Now besides the obvious differences in mine and Leo’s ways of life, I noticed something not as apparent. Everything Leo does in her day-to-day life on the farm is linked with conservation. The way she grows her crops in staggered rows and plants different vegetables in the same area helps them grow better and keeps the soil healthier. Then what she and her family don’t eat themselves, she takes into Cochrane to sell to the community, minimizing waste. All the weeds we took out of the greenhouses were given to the chickens to eat. Then all the eggs were collected and eaten as well. Also, instead of using harsh chemical fertilizers like we would in the United States, Leo exclusively uses goat poop to fertilize her crops. 

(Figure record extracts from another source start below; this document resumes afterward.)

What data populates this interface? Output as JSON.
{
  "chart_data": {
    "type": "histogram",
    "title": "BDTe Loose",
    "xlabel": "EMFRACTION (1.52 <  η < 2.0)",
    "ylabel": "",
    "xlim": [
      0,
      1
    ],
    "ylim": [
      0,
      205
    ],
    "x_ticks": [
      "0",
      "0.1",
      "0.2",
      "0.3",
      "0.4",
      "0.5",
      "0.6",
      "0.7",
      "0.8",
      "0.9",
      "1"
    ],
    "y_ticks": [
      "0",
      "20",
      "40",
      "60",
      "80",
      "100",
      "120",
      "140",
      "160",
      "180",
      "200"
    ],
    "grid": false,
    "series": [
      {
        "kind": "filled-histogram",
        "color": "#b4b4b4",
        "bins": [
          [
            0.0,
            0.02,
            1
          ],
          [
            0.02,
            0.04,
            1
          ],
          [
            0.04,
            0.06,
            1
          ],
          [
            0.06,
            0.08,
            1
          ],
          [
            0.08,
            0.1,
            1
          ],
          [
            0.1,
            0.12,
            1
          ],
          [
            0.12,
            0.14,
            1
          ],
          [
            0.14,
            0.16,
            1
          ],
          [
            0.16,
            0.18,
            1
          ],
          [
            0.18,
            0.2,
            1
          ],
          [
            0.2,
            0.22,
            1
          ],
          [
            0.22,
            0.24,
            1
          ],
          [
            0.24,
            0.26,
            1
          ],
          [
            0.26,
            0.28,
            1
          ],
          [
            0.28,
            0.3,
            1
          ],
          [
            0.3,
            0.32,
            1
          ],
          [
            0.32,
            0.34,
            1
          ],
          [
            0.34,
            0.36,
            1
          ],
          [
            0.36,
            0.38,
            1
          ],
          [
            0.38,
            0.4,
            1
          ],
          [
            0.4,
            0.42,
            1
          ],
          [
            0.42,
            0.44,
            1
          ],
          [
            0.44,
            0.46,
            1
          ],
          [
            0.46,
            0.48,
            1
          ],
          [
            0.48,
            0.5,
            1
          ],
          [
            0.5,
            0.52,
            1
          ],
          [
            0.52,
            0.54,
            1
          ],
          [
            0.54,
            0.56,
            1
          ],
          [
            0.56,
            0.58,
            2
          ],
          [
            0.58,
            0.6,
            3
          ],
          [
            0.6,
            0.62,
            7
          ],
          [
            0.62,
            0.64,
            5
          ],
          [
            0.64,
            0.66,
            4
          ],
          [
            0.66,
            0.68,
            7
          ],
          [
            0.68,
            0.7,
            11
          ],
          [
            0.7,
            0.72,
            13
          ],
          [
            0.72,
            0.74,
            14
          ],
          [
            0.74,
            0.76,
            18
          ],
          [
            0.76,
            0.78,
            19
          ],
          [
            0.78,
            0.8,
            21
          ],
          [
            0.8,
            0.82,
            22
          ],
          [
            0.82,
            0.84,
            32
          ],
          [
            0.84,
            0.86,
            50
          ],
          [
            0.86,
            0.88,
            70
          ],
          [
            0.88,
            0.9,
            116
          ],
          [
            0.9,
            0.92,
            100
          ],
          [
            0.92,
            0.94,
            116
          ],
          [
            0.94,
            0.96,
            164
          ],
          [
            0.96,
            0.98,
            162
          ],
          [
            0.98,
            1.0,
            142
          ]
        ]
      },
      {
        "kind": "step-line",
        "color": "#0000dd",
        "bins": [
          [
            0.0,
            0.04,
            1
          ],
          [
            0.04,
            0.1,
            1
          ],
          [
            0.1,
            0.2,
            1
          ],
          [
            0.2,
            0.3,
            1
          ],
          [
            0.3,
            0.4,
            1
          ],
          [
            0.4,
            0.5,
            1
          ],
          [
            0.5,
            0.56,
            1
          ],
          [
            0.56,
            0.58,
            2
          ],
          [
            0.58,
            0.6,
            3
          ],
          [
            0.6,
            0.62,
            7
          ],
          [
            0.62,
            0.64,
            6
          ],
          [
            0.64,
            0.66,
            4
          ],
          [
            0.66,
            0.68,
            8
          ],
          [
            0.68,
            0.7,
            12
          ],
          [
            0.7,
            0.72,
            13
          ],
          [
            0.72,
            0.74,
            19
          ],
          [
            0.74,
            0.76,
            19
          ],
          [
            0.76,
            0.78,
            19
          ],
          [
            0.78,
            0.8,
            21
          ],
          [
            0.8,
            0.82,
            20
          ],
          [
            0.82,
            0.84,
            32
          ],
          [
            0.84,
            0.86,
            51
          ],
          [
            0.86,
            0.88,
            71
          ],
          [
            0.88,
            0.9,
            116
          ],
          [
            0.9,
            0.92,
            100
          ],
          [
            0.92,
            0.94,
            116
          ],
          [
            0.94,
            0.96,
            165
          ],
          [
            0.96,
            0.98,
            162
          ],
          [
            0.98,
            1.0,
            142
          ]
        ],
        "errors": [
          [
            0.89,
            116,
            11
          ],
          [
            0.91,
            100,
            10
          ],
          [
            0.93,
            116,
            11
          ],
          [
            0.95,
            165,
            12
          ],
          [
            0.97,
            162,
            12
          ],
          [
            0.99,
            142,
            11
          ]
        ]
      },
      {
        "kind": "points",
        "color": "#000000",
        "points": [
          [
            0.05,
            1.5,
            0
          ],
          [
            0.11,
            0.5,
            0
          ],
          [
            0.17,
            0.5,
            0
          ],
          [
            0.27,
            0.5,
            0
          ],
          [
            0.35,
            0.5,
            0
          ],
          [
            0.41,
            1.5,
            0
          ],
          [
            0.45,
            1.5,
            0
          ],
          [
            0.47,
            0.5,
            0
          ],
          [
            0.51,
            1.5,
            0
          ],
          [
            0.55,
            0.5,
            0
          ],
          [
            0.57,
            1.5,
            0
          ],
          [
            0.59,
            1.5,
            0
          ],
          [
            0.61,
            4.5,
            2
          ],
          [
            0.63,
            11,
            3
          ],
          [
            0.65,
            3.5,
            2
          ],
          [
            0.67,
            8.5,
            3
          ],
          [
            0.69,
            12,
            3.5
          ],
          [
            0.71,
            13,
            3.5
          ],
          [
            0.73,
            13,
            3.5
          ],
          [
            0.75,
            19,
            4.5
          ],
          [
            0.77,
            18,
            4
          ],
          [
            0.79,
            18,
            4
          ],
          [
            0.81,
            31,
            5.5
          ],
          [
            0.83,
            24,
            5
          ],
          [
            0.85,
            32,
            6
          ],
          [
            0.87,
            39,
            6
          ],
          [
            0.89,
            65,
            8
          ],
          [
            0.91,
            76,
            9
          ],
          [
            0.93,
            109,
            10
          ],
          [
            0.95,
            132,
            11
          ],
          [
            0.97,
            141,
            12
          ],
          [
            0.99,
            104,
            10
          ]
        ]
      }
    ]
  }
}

The greenhouses aren’t the only sustainable things on her farm though. When we collected wood for the house, we drove out to a mountain on her and her husband Modesto’s ranch. Leo went into the forest and carefully chose recently dead trees to cut down and chop into smaller logs that we carried to the truck to bring back. This process isn’t harmful to the forest at all because she only chose dead trees. Then, the logs are used in the wood-burning stove to not only cook food, but to heat the whole house, including the water in the sinks and shower. 

Leo’s truck bed filled to the brim with wood we gathered. She told us that chopping and collecting wood is her favorite task she does on the farm.

Seeing all of this was so inspiring to me because I realized that it’s possible to live off the land in a sustainable and environmentally friendly way. Leo took resources from the land but always found a way to repay what she took in one way or another. The land helps her live, and she helps the land in return.